Hayatta izzet ile yaşa ,
 
Dünyada sevmediğim şeylere razı oldum.
İnsan yoktur ki, zamanın kollarına uzanmış olmasın.
 
                                       (  Şiirin İhyası,  M. Sami Barudi )
 
Bazılarının Kendisine şiirde gerici dediği, ancak; birçok edebiyatçının Arap şiirini tekrar uyandırdı şeklinde tarif ettiği Mahmud Sami Barudi , ne yazık ki  Arap şiirini uyandırmış, ancak , Arap ruhuna dokunamamıştır. Onların bu Araplık ruhu altından Yahudilik ses vermiştir. Her ne kadar M.Sami Barudi onlara ‘ izzetle yaşa !’ dediysede , onların  İzzetle değil , zilletle yaşamak paylarına düşmüştür.
 
Kur’an-ı kerim : ‘ Doğrusu Araplar küfür ve fitnede daha şiddetlidir.’

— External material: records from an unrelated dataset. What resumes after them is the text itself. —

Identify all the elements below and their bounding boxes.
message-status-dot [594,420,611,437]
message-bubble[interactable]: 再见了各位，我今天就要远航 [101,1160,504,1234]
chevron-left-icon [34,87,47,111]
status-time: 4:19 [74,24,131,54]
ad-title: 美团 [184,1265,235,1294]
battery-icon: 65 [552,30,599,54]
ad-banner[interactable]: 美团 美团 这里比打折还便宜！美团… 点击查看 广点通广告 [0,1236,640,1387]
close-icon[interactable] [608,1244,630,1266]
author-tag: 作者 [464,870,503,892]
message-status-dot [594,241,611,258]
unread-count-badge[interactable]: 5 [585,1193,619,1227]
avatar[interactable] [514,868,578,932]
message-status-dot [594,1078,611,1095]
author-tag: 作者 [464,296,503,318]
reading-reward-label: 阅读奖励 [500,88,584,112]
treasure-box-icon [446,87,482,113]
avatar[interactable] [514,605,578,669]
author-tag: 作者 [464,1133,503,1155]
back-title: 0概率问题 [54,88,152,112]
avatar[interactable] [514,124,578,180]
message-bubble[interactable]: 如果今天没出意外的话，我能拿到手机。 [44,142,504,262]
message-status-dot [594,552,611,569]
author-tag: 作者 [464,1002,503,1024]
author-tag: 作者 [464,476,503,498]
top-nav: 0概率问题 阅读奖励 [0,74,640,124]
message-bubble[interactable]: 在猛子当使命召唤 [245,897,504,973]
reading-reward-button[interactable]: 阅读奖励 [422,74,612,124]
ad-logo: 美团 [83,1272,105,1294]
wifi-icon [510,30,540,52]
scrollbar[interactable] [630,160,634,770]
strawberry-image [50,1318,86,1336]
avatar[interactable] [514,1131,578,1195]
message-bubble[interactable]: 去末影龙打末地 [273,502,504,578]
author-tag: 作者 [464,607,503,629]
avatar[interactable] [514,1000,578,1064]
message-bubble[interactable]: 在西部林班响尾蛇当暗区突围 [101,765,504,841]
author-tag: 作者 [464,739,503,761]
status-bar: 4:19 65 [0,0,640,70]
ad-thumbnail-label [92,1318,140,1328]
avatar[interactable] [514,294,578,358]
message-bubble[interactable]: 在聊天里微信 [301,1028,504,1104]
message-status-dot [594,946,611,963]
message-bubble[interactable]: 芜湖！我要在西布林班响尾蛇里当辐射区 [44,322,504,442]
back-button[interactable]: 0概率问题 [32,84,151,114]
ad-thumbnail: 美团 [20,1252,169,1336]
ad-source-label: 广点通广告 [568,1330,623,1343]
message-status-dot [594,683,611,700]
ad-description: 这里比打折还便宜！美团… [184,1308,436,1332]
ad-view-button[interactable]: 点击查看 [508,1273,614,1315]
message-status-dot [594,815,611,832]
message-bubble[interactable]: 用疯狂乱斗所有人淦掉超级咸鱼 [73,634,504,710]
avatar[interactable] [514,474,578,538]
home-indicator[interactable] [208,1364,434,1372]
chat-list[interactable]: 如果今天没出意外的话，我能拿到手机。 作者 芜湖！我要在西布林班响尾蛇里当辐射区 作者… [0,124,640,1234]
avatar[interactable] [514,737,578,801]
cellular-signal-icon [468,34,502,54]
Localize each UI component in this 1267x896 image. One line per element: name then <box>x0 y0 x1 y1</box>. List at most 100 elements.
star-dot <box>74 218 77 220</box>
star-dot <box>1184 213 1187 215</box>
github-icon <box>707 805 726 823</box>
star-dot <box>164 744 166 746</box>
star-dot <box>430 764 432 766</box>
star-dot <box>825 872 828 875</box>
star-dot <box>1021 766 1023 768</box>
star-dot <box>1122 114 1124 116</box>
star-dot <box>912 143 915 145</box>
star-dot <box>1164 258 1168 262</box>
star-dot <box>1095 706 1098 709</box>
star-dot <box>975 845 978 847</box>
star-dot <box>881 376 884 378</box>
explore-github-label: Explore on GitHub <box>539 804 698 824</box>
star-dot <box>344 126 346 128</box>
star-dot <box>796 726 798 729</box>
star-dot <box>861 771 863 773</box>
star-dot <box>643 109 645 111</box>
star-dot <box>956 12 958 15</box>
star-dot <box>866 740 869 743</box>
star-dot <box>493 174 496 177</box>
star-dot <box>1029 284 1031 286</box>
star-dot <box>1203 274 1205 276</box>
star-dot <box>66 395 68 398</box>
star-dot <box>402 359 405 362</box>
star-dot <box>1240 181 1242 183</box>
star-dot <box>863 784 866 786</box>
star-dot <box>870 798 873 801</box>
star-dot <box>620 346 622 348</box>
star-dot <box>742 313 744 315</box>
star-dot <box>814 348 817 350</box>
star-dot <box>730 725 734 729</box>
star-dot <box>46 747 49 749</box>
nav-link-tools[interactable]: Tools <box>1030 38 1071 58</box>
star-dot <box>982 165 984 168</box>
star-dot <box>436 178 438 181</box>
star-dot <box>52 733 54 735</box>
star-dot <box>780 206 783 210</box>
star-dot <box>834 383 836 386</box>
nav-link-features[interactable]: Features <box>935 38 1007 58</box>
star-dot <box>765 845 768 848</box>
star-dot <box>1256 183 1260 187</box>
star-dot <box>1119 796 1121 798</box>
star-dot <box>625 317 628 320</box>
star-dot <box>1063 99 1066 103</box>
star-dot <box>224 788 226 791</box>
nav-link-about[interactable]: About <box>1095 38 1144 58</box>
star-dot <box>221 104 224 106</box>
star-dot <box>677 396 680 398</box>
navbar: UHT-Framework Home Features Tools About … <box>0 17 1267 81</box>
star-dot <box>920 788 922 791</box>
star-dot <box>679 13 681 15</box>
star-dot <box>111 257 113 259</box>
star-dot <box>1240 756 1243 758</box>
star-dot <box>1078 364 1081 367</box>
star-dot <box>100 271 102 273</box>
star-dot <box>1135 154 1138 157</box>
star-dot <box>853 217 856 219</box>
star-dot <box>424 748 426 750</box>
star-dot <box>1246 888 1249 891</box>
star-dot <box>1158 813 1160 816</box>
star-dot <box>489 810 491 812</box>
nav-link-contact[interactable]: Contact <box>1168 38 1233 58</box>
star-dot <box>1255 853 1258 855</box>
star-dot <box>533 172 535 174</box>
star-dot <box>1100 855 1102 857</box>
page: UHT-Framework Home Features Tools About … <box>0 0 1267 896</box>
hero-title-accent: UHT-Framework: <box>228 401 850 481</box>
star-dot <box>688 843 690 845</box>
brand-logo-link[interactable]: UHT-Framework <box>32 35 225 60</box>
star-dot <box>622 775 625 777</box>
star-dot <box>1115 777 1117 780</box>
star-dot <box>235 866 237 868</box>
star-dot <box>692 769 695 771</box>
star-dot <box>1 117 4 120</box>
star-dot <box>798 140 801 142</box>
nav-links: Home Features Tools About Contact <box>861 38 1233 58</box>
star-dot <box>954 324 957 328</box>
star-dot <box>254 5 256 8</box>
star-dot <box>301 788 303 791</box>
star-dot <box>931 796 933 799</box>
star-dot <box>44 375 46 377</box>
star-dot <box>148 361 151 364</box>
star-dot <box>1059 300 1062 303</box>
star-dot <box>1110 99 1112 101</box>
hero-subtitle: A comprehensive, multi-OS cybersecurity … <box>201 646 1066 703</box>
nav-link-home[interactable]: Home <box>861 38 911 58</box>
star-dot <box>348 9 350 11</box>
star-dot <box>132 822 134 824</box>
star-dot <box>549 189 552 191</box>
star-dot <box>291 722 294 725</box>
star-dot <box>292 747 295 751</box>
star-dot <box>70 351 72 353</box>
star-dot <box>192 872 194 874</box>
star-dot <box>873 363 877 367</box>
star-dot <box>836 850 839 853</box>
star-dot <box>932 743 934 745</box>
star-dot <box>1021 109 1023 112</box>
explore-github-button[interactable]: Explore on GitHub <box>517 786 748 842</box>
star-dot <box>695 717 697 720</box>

Demektedir.  ( Kur’an-ı Kerim )
 
Aslında Çerkes kökenli olan Mahmud Sami Barudi’yi bir yüz yıl sonra Beyrut’ta bir Fransız otelinde  Lübnanlı şair bir hanımdan dinlemek çok güzeldi.
 
Herkese selam ve sevgilerimle …
 
Not: Geçtiğimiz hafta Kazakistan’da bulunan Ahmet Yesevi Üniversitesinden gelerek bana Kazak Türklüğüne ait bazı kitablar ve hediyedeler getirmiş olan Kenan Semiz Bey kardeşime çok teşekkür ederim.